With very few exceptions, today’s IT modernization strategies include moving workloads from traditional data centers into the cloud. In fact, a recent survey on cloud adoption by LogicMonitor indicates enterprises will run 83% of their workloads this way. Topping the list of business initiatives that are driving this trend are digital transformation followed by IT agility.
The shift to cloud eliminates the challenges of running a physical data center. However, organizations still continue to face the software deployment management challenge in terms of ensuring that their applications are always running and running in an optimal manner (i.e., they consume the right level of resources).
Cloud service providers have long understood the key to providing these shared compute resources is to be able to have massive resource pools that are then virtualized or containerized into smaller, multi-tenant storage or compute units which are then charged out. But, while the abstraction of the storage and compute aspects has been achieved, the management of applications all the way from the operating system (OS) up, and taking care of variations at each layer, has remained a major challenge.
Over the past 5 years, we have seen the emergence of new technologies such as Docker that enabled organizations to bring the same abstraction and scaling to the applications side. In short, Docker provides a way for a software developer to put the entire software stack into a container, i.e., a Docker image. The developer then tests and ships their software as one or more Docker images knowing that it can be deployed anywhere using Docker run-time, and it will work exactly as they intended and tested it. The developer now controls the entire software deployment stack without having to cater to every nuance in the target environment.

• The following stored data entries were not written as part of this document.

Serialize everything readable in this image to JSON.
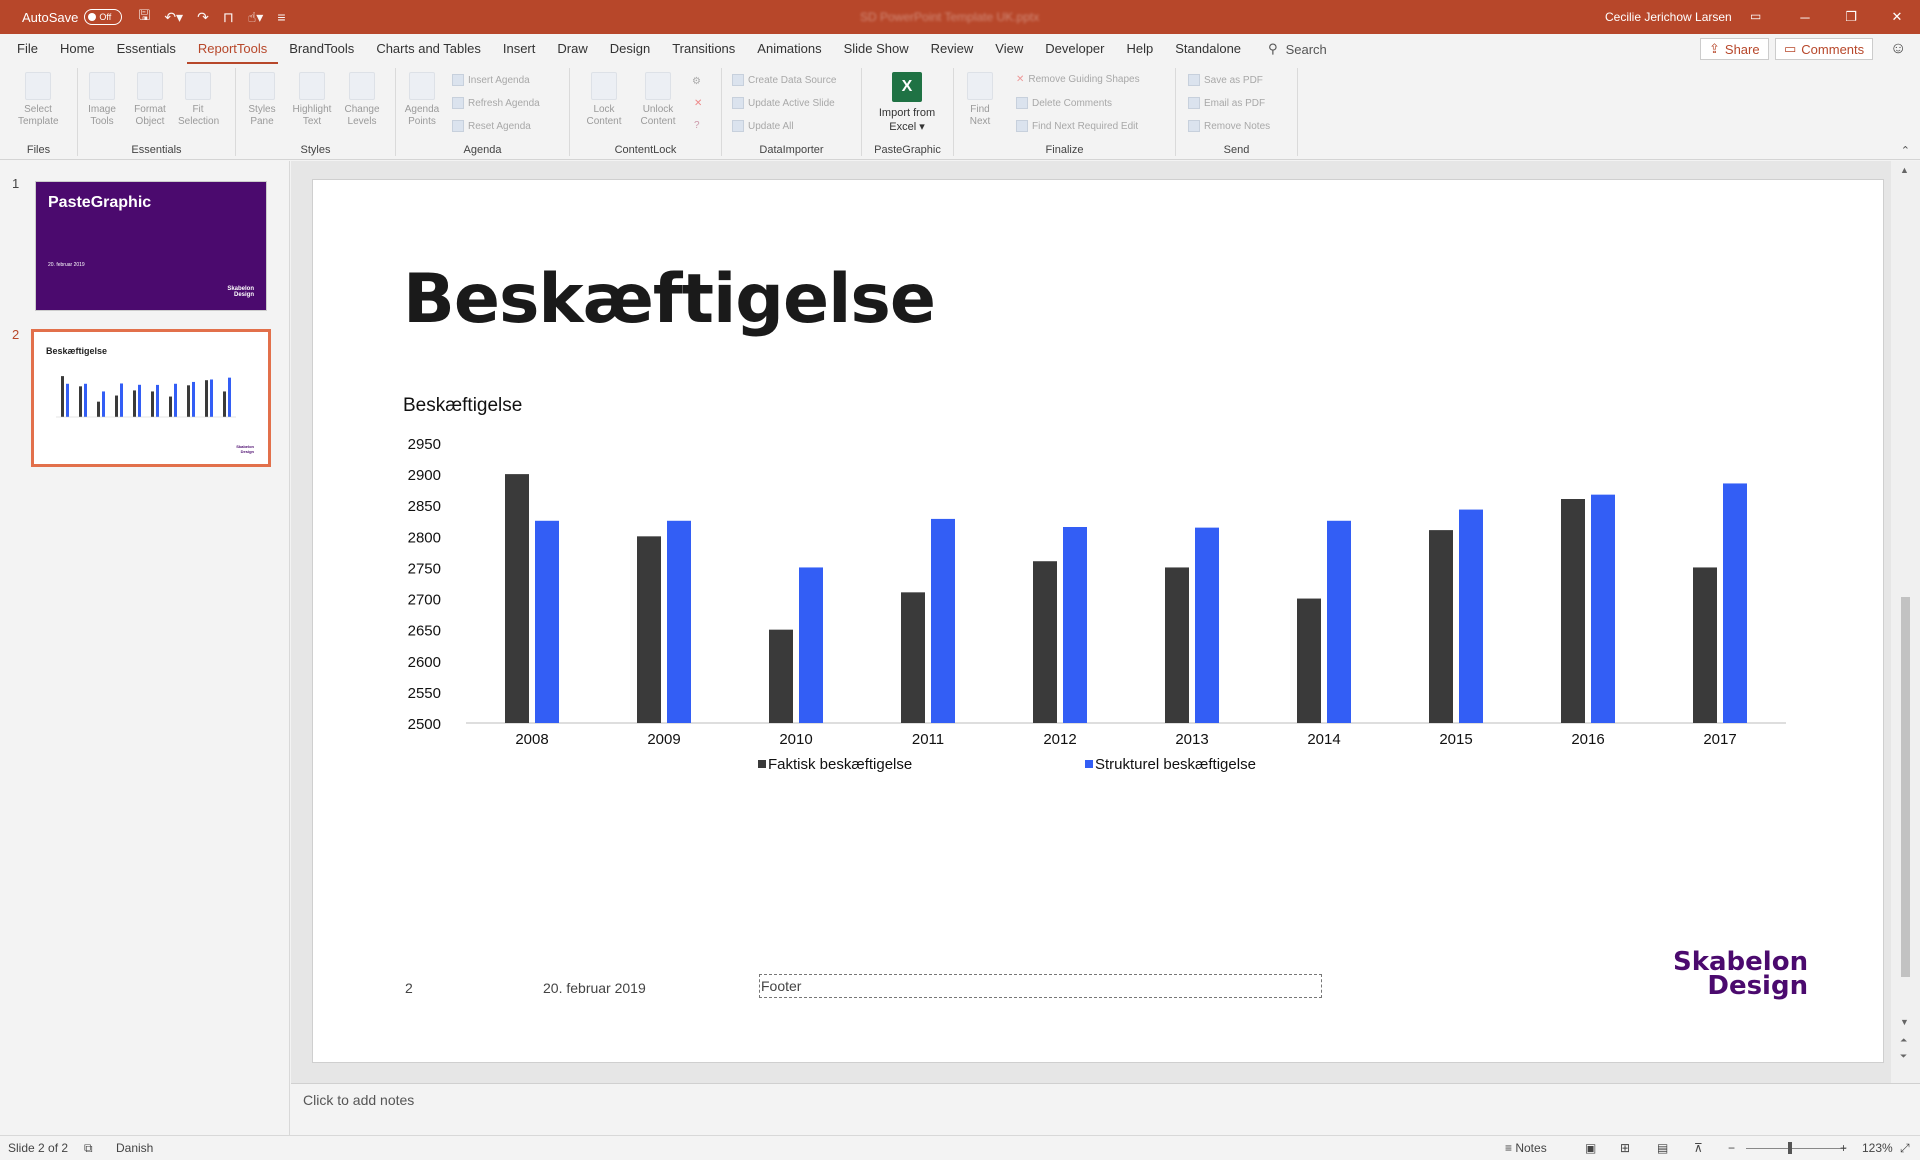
{
  "titlebar": {
    "autosave_label": "AutoSave",
    "autosave_state": "Off",
    "doc_title": "SD PowerPoint Template UK.pptx",
    "user": "Cecilie Jerichow Larsen"
  },
  "tabs": [
    "File",
    "Home",
    "Essentials",
    "ReportTools",
    "BrandTools",
    "Charts and Tables",
    "Insert",
    "Draw",
    "Design",
    "Transitions",
    "Animations",
    "Slide Show",
    "Review",
    "View",
    "Developer",
    "Help",
    "Standalone"
  ],
  "active_tab": "ReportTools",
  "search_label": "Search",
  "share_label": "Share",
  "comments_label": "Comments",
  "ribbon": {
    "groups": {
      "files": "Files",
      "essentials": "Essentials",
      "styles": "Styles",
      "agenda": "Agenda",
      "contentlock": "ContentLock",
      "dataimporter": "DataImporter",
      "pastegraphic": "PasteGraphic",
      "finalize": "Finalize",
      "send": "Send"
    },
    "buttons": {
      "select_template": "Select Template",
      "image_tools": "Image Tools",
      "format_object": "Format Object",
      "fit_selection": "Fit Selection",
      "styles_pane": "Styles Pane",
      "highlight_text": "Highlight Text",
      "change_levels": "Change Levels",
      "agenda_points": "Agenda Points",
      "insert_agenda": "Insert Agenda",
      "refresh_agenda": "Refresh Agenda",
      "reset_agenda": "Reset Agenda",
      "lock_content": "Lock Content",
      "unlock_content": "Unlock Content",
      "create_data_source": "Create Data Source",
      "update_active_slide": "Update Active Slide",
      "update_all": "Update All",
      "import_from_excel_1": "Import from",
      "import_from_excel_2": "Excel",
      "find_next": "Find Next",
      "remove_guiding_shapes": "Remove Guiding Shapes",
      "delete_comments": "Delete Comments",
      "find_next_required_edit": "Find Next Required Edit",
      "save_as_pdf": "Save as PDF",
      "email_as_pdf": "Email as PDF",
      "remove_notes": "Remove Notes"
    }
  },
  "slides_pane": {
    "slide1": {
      "number": "1",
      "title": "PasteGraphic",
      "date": "20. februar 2019",
      "logo_line1": "Skabelon",
      "logo_line2": "Design"
    },
    "slide2": {
      "number": "2",
      "title": "Beskæftigelse",
      "logo_line1": "Skabelon",
      "logo_line2": "Design"
    }
  },
  "slide": {
    "title": "Beskæftigelse",
    "footer_number": "2",
    "footer_date": "20. februar 2019",
    "footer_text": "Footer",
    "logo_line1": "Skabelon",
    "logo_line2": "Design"
  },
  "chart_data": {
    "type": "bar",
    "title": "Beskæftigelse",
    "categories": [
      "2008",
      "2009",
      "2010",
      "2011",
      "2012",
      "2013",
      "2014",
      "2015",
      "2016",
      "2017"
    ],
    "series": [
      {
        "name": "Faktisk beskæftigelse",
        "values": [
          2900,
          2800,
          2650,
          2710,
          2760,
          2750,
          2700,
          2810,
          2860,
          2750
        ],
        "color": "#3a3a3a"
      },
      {
        "name": "Strukturel beskæftigelse",
        "values": [
          2825,
          2825,
          2750,
          2828,
          2815,
          2814,
          2825,
          2843,
          2867,
          2885
        ],
        "color": "#335ef5"
      }
    ],
    "ylim": [
      2500,
      2950
    ],
    "yticks": [
      2500,
      2550,
      2600,
      2650,
      2700,
      2750,
      2800,
      2850,
      2900,
      2950
    ],
    "legend": "bottom",
    "grid": false
  },
  "notes_placeholder": "Click to add notes",
  "status": {
    "slide_info": "Slide 2 of 2",
    "language": "Danish",
    "notes_label": "Notes",
    "zoom": "123%"
  }
}
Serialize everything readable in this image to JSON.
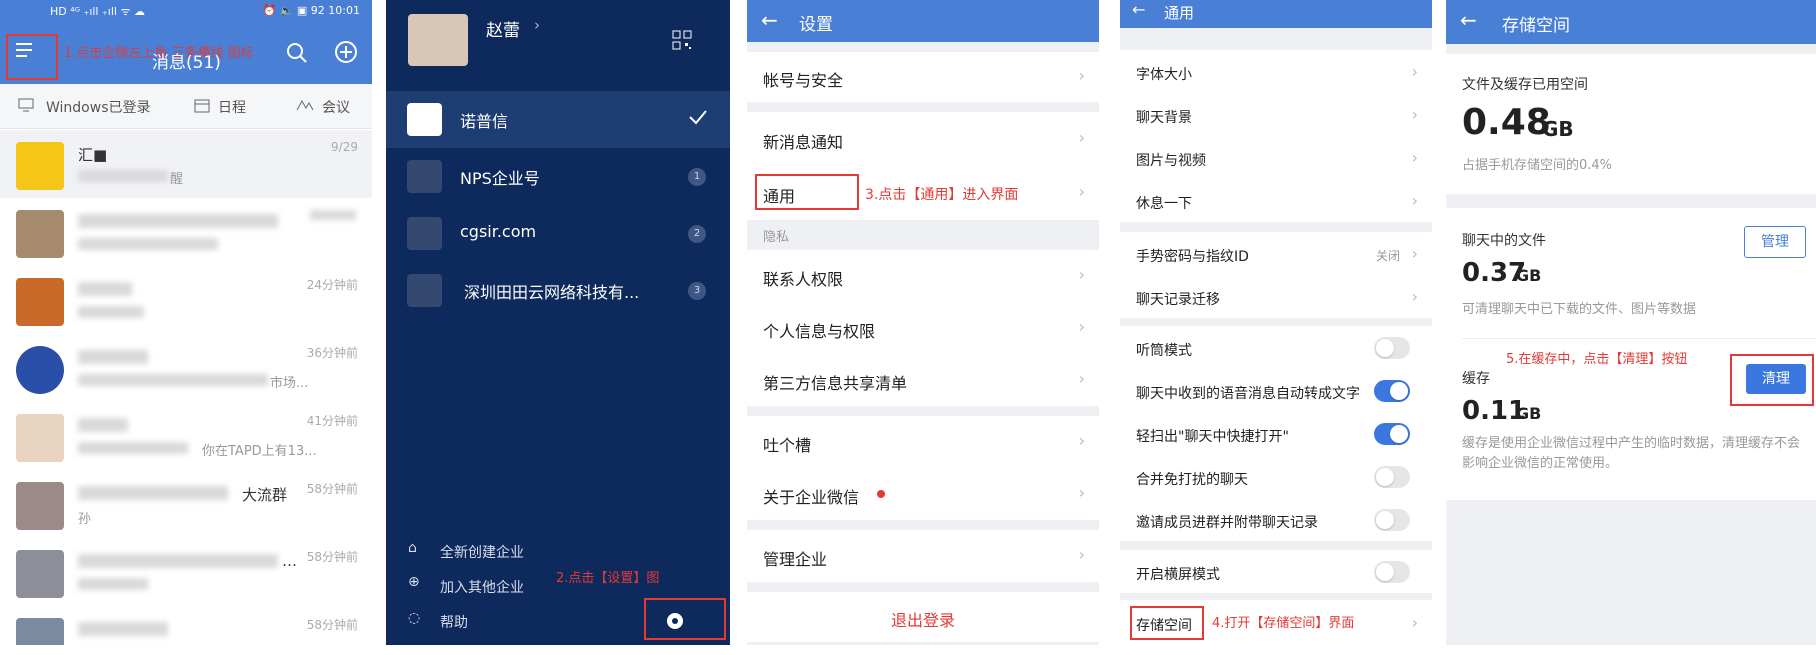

Most enterprise software these days consists of multiple smaller components or services. Gone are the days of large monolithic software. When software consists of multiple components, Docker Compose provides a way for a developer to specify how these services should coordinate. But making sure that these individual processes continue to run and continue to coordinate as originally designed continues to be a challenge at many organizations.
And then there is the need for scaling the applications up and down in response to usage or demand and making sure that both the user experience is pleasant and at the same time it is not achieved by over-paying for infrastructure than what is absolutely necessary. And this requires some form of dynamic scaling or what is often referred to as auto-scaling since load or demand is never constant.
In the world of data preparation, this is of critical importance. Not only are workloads complex with engines such as Spark, data ingest pipelines, data profiling, and storage but it also often requires expanding the compute power to manage all these processes and then contract again when the jobs are completed.
The emergence of Kubernetes (K8s), originally developed by Google, is now giving organizations the means to manage the deployment of these Docker containers and their scheduling as well as the ability to restart and scale out when needed.
It is the combination of Docker and Kubernetes that is creating a tipping point that will accelerate the industry toward a serverless world capable of powering business agility, lowering administration and management, and disrupting costs. The tipping point is caused by three factors:
- With Kubernetes, one does not have to actively babysit their applications and make sure they are running, scaling and coordinating. That heavy lifting is done by the framework. This changes traditional Ops in a fundamental way.
- The framework is available on all major cloud providers. Some of them, such as Azure, have made their K8s offering (i.e., control plane) free. This means you only have to pay for the VMs (host nodes) you consume. The orchestrator is available at no cost.
- Low cost of entry. If you can ship your application as a Docker image, then you are just a few steps away from making it available on K8s.
This is of vital importance in the world of analytics, data science, and preparing the data for these critical business initiatives holds tremendous potential for all parties including:
- Supply-side: On the supply side, software developers are in a unique position to lower their cost by developing and supporting applications built in Docker containers. This approach is similar to large retail chains like Safeway or Walmart that demand suppliers not only deliver their products, but also take care of how it is displayed and put into shelves inside the retailer. Running complex applications like SPARK and analytical engines are now easier to compose into a single isolated container that can run anywhere. Interestingly, in many of our conversations with customers, they are beginning to set standards to only work with software that are in Docker containers.
- Demand side: With Kubernetes as the orchestrator to deploy and manage these containers across very complex, hybrid cloud environments, customers now get the benefit of improved agility to deploy technologies in support of business initiatives. In addition, Kubernetes will enable auto scaling of workloads and ensure that these resources are available with high performance and availability. Today, several large sophisticated IT Buyers are hesitating to even license applications that would not run on their K8s clusters. The buyer checklist in many evaluations now includes the question “do you ship a deployment yaml file for your application along with the necessary images?" Customers want their applications to keep running as they expect in a lights-out scenario.
While the combination of Kubernetes and Docker deliver some great advances for software development and deployment in cloud environments, it is increasingly considered in on-premise settings. In fact, the LogicMonitor study indicated that by 2020 some 27% of workloads will remain on-premise.
This may be because organizations that have vast data center resources and understand that these on-premise workloads are not going to go away quickly. In many countries and industries, security concerns remain a barrier to cloud entry. Adoption of Kubernetes orchestration layers on-premise promises to offer some of the same benefits that can be achieved in the cloud. And it opens the door for much easier shifting of workloads between on-premise and cloud should the need or opportunity arise.